Dollar-cost averaging, which operates silently in the background while the headlines shout, is what makes volatile times truly helpful for long-term KiwiSaver investors. Every pay period, the majority of KiwiSaver members make contributions. These contributions purchase fewer units in the fund during periods of high markets. The same contribution purchases more when markets decline. When a member contributes $100 per month and their fund’s unit price drops from $10 to $5, they double their unit count rather than losing money on new contributions. Those extra units bought at the bottom of the market are significantly more valuable than units bought at the top when prices eventually rise, as they have in the past. In this mechanical sense, volatility is not a long-term investor’s worst enemy. It’s a feature. When you see the number on your screen decrease, it simply doesn’t feel that way.
When you consider what happens to investors who attempt to time the market by moving in and out, the argument for sticking with it becomes even more compelling. In a March 2026 article, Generate KiwiSaver noted that missing even a few of the market’s biggest one-day gains can significantly lower long-term returns. The best days in a market are frequently the ones that follow the worst ones; these are the kind of sudden, sharp increases that only benefit investors. Sitting in cash or bonds while those recovery days go by without you is what it means to wait for things to settle in a conservative fund. It’s like running for cover just before a rainbow appears in terms of money.
This is not to argue that all KiwiSaver members should completely disregard their funds. In certain situations, it makes sense to review your fund type. For example, if you’re going to use your savings for your first home purchase in two or three years, or if you’re getting close to retirement, investing in a growth fund during a protracted downturn poses significant timing risk. However, that kind of review ought to be based on your objectives and timeline rather than last week’s changes in oil prices. The difference is important. It makes sense to switch because your situation has changed. The evidence gathered over several market cycles makes it pretty evident that switching because the headlines scared you is almost never the right decision.
Seeing this pattern recur with every new crisis—oil shock, pandemic, financial crisis, geopolitical tension—gives the impression that choosing the right fund or contributing at the appropriate level is the most difficult aspect of long-term investing.

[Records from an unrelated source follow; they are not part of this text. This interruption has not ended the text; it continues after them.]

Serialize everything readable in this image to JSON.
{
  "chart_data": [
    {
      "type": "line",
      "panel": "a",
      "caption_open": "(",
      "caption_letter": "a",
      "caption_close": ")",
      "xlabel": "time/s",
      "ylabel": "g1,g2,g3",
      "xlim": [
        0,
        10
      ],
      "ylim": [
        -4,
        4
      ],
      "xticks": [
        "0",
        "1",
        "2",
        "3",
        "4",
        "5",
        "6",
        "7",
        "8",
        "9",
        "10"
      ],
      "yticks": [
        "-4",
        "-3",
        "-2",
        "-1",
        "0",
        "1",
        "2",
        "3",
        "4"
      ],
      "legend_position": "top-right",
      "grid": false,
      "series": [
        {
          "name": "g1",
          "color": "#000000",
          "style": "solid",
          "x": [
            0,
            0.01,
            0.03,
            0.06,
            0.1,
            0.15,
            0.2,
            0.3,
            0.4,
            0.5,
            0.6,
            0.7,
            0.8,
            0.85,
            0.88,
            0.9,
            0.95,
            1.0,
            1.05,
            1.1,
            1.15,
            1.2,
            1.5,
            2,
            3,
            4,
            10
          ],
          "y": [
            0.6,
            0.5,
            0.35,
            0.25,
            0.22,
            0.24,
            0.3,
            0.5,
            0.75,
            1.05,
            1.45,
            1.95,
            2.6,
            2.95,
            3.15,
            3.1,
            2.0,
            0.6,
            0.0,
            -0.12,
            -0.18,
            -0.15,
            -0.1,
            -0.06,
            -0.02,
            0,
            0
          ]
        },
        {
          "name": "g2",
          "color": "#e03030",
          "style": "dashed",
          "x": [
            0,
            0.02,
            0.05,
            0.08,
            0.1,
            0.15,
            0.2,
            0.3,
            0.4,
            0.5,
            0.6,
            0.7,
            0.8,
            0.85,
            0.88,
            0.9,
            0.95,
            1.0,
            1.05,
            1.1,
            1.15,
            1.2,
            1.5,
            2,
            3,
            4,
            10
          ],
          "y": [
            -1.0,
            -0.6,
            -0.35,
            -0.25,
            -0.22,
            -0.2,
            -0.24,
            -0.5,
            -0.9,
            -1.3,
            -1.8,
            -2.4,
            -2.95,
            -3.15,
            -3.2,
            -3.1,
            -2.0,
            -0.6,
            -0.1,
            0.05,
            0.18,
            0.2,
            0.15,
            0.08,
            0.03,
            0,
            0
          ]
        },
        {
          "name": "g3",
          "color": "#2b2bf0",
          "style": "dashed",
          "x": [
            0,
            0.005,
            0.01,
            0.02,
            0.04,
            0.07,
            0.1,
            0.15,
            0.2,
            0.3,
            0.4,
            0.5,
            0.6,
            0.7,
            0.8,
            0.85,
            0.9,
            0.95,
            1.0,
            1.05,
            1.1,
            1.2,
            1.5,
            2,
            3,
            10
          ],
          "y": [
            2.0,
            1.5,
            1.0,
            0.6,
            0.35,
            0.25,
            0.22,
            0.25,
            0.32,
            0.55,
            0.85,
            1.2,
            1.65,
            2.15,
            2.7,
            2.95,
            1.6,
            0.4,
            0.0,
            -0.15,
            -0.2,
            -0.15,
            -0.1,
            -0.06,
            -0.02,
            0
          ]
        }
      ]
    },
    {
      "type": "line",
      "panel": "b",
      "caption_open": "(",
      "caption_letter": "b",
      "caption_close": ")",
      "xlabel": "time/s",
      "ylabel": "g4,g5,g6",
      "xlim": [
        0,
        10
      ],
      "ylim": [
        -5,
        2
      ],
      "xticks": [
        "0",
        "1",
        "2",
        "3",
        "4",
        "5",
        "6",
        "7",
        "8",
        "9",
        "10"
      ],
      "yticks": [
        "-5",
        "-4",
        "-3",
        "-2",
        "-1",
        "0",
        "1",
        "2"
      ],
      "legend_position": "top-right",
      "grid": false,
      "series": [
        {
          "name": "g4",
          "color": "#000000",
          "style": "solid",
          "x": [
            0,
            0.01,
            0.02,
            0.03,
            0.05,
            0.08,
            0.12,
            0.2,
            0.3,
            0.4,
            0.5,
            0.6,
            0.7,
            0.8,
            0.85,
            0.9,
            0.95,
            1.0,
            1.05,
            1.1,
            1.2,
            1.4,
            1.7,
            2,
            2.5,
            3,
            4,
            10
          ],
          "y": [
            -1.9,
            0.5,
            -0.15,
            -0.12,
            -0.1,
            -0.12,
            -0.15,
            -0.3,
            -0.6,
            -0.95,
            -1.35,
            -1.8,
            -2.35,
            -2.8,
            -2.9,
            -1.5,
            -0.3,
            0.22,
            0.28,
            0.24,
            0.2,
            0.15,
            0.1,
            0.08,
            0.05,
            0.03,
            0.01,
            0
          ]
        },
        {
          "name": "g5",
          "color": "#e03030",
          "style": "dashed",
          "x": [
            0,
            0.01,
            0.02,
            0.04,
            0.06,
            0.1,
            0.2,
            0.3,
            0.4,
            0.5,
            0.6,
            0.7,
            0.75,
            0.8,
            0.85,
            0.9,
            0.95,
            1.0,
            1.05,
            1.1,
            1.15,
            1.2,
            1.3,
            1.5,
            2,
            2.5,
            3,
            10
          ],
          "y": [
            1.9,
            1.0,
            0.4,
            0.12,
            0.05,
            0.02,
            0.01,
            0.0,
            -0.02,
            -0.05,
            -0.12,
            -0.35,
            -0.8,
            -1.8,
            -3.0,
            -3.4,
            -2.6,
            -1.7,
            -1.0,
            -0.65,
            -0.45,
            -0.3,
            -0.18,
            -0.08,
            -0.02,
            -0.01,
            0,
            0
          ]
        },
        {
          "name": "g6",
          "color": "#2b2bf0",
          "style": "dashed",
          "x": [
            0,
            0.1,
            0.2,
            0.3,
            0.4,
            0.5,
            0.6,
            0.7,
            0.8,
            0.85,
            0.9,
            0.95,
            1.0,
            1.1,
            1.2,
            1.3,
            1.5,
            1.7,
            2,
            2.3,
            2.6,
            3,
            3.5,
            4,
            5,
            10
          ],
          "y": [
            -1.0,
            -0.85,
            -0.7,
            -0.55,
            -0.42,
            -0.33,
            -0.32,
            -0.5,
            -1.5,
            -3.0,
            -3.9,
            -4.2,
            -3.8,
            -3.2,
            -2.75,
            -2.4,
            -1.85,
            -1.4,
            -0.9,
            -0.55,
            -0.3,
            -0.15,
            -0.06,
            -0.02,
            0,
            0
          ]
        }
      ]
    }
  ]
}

It involves controlling the emotional urge to take action when the equilibrium is upset. The best advice is still almost insultingly straightforward: stop checking so often if you won’t need the money for more than five years. Continue to contribute. Allow the dollar-cost averaging to operate in the background. The market bounces back. It has consistently done so. When things got tough, the investors who performed well did not act quickly. They were the ones who remained motionless.